Symptom	Check	Likely Cause
404 on all requests	HTTPRoute parentRefs correct?	Gateway name mismatch
No rate limiting	BackendTrafficPolicy targetRefs?	Route name mismatch
TLS handshake fails	Secret exists? Certificate valid?	Missing or expired cert
KEDA not scaling	Prometheus query returns data?	Query syntax or no metrics
503 under low load	Circuit breaker too aggressive?	Increase maxParallelRequests
Cold start too slow	minReplicaCount = 0?	Set minimum 1 for availability

Skill Verification

Run this test to verify your skill handles the complete workflow:

Specification

# Ask skill to generate complete config from spec

# Then validatekubectl apply --dry-run=client -f complete-config.yaml

# All resources should pass validation

Reflect on Your Skill

Your traffic-engineer skill is now complete. It should handle:

Gateway setup (single and dual listener)
HTTPRoute configuration (paths, headers, query params)
Rate limiting (global, per-user, tiered)
Circuit breaker protection
TLS termination (with self-signed or CA certs)
Traffic splitting (canary, blue-green, A/B)
Autoscaling (HPA, KEDA with various scalers)
LLM traffic (token-based limiting, provider fallback)

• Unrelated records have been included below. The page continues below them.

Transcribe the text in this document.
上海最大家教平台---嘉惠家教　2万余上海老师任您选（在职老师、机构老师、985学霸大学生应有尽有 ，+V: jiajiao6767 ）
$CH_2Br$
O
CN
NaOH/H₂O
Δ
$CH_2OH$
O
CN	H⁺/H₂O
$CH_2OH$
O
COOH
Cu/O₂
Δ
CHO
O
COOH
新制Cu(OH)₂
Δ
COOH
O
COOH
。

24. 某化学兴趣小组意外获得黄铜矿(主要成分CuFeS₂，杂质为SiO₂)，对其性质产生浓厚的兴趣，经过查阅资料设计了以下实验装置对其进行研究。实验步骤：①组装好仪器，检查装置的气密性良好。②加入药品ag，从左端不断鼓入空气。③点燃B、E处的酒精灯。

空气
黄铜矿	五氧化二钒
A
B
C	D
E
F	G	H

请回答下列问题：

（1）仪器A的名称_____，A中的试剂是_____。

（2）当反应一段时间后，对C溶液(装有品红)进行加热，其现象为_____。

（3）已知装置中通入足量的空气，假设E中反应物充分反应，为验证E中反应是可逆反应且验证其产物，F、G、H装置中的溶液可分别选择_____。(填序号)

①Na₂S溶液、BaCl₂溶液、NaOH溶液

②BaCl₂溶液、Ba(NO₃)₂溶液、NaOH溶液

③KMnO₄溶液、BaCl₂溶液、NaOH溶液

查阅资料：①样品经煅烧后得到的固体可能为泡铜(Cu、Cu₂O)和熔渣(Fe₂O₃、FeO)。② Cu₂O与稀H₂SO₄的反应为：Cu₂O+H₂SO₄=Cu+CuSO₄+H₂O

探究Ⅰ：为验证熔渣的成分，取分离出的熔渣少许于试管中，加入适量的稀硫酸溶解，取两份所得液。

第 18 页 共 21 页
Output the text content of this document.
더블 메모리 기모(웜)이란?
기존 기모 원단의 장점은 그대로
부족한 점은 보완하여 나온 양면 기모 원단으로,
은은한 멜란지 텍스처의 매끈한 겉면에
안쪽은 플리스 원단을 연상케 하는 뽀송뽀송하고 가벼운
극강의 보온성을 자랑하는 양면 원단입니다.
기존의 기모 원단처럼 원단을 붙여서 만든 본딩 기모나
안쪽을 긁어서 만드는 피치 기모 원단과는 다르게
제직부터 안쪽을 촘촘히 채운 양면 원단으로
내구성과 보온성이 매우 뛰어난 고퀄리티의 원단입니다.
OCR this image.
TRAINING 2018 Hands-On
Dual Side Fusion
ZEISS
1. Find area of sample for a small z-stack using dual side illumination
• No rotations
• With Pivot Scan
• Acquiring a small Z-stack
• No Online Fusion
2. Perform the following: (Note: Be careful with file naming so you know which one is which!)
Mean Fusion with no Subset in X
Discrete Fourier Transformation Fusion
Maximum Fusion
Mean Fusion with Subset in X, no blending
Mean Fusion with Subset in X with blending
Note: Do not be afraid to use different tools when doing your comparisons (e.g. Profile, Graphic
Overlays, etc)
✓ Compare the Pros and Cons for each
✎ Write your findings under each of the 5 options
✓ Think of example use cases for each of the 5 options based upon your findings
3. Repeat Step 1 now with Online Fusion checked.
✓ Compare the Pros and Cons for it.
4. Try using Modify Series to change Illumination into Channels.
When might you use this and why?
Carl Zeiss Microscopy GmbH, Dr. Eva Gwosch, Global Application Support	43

Consider what edge cases need documentation:

Multi-tenant deployments: How do you isolate traffic between tenants?
Gradual rollouts: What traffic split percentages work for your canary process?
Disaster recovery: How quickly can you fail over to a secondary backend?

This skill becomes part of your Digital FTE portfolio. When deploying future AI agents, invoke this skill to generate production-ready traffic configurations in minutes rather than hours.

Submit Your Skill

Your traffic-engineer skill is ready for your skills portfolio:

bash

# Verify skill structure
ls -la .claude/skills/traffic-engineer/
# Expected:
# SKILL.md          - Core patterns and decision trees
# templates/        - YAML templates for all resources
# references/       - Links to official documentation

Commit your finalized skill:

bash

cd .claude/skills/traffic-engineer
git add .
git commit -m "feat(skill): finalize traffic-engineer with complete patterns"

You now own a production-tested traffic engineering skill that transforms any AI agent deployment from "pod running in cluster" to "production service ready for users."